From Lake Granby the water is lifted 125 ft up to Shadow Mountain Lake, which is located on the Colorado River west of the natural Grand Lake. The two bodies of water are connected by a short channel which allows water to flow freely to the intake of the Alva B. Adams Tunnel on Grand Lake's eastern shore. The water then flows 13.2 mi under the Continental Divide through the Adams Tunnel, which can carry up to 550 cuft/s to the eastern slope.

===East-slope hydroelectric system===
Once the water emerges from the Adams Tunnel just southwest of Estes Park, the system is almost entirely gravity powered, dropping some 2800 ft as it descends to the foothills of the Rocky Mountains west of Loveland. The tunnel outlet is located at East Portal Reservoir, a small regulating pool on the Wind River. From here it is transported via an inverted siphon across the Aspen Creek valley and drops 205 ft to Mary’s Lake, where it drives the 8.1 megawatt (MW) Mary’s Lake Powerplant. Mary’s Lake is a small natural lake enlarged to form a second regulatory reservoir. The water then drops 515 ft to the 45-MW Estes Powerplant at Lake Estes, which is formed by Olympus Dam on the Big Thompson River at Estes Park. With its small storage capacity, Lake Estes provides limited regulation of both C-BT water and the natural flows of the Big Thompson River, including diversion of some Big Thompson River water for non-consumptive use in hydroelectric power generation.

From Lake Estes the water travels east via the Olympus and Pole Hill Tunnels to the 38.2 MW Pole Hill Powerplant, where it drops 825 ft, and flows via the shorter Rattlesnake Tunnel to Pinewood Lake. The water then enters the Bald Mountain Tunnel, heading east to a final drop of 1055 ft at 94.5 MW Flatiron Powerplant. From the tailrace of the powerplant the water enters Flatiron Reservoir from which the water is distributed to the eastern slope, including returning native hydropower water to the river at the mouth of the Big Thompson Canyon.

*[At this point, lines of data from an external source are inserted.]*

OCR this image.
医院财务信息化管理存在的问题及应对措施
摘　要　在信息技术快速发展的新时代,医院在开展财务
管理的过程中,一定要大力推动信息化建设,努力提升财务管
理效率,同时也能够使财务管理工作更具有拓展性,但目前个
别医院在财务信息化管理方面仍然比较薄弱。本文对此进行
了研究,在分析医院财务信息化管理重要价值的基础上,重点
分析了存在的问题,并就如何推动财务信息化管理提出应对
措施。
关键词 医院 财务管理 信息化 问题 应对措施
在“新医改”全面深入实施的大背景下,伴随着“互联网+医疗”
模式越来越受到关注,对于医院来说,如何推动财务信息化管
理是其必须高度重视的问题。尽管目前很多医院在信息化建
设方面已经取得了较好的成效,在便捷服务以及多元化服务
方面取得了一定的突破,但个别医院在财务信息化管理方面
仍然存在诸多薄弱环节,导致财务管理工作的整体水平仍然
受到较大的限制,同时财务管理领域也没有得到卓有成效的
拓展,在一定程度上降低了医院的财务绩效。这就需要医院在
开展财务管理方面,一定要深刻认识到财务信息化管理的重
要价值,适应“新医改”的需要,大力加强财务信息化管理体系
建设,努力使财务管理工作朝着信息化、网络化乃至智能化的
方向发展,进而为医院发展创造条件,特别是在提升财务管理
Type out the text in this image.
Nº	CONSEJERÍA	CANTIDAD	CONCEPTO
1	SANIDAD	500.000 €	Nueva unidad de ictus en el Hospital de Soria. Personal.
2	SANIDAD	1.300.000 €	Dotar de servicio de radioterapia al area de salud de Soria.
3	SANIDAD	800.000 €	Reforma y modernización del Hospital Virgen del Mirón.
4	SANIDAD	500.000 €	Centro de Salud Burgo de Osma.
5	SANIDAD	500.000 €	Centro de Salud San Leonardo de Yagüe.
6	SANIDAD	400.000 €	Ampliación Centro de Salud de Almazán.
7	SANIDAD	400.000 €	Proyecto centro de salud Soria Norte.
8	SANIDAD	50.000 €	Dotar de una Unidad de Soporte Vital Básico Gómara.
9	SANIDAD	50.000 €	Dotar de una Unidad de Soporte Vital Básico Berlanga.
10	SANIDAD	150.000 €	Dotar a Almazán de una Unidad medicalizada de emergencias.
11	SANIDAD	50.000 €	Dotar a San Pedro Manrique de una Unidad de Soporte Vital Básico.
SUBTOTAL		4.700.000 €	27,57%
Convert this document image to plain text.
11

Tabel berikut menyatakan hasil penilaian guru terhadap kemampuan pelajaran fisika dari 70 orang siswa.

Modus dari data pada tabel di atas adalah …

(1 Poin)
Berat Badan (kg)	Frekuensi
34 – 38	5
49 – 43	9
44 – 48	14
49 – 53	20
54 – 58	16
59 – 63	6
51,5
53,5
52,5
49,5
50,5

===Foothill distribution facilities===
Once the water reaches Flatiron Reservoir, it splits into two branches which distribute water to about 50 mi of the Front Range Corridor, from Fort Collins to near Denver. The northern branch consists of the Horsetooth Feeder Canal and tunnels which feeds water by gravity to Horsetooth Reservoir. The reservoir is formed by four dams in the hills west of Fort Collins and has a total capacity of 151750 acre feet. The northern end of the reservoir outlets into the Charles Hansen Supply Canal, which mainly supplies agriculture in the Cache la Poudre River valley. There is a smaller outlet at Soldier Canyon which provides water to the Fort Collins area.

Water flowing into the southern branch must be pumped into Carter Lake Reservoir, located west of Berthoud. The reservoir can hold up to 112230 acre feet of water. During times of peak power demand, water can be released back from Carter into Flatiron via a pump-generating unit. Water flows south from Carter Lake into the St. Vrain Supply Canal, which provides water to the Little Thompson River and Saint Vrain Creek. From the end of the St. Vrain Canal the Boulder Creek Supply Canal extends southward to Boulder Creek, and the South Platte Supply Canal extends northeast from there to the South Platte River.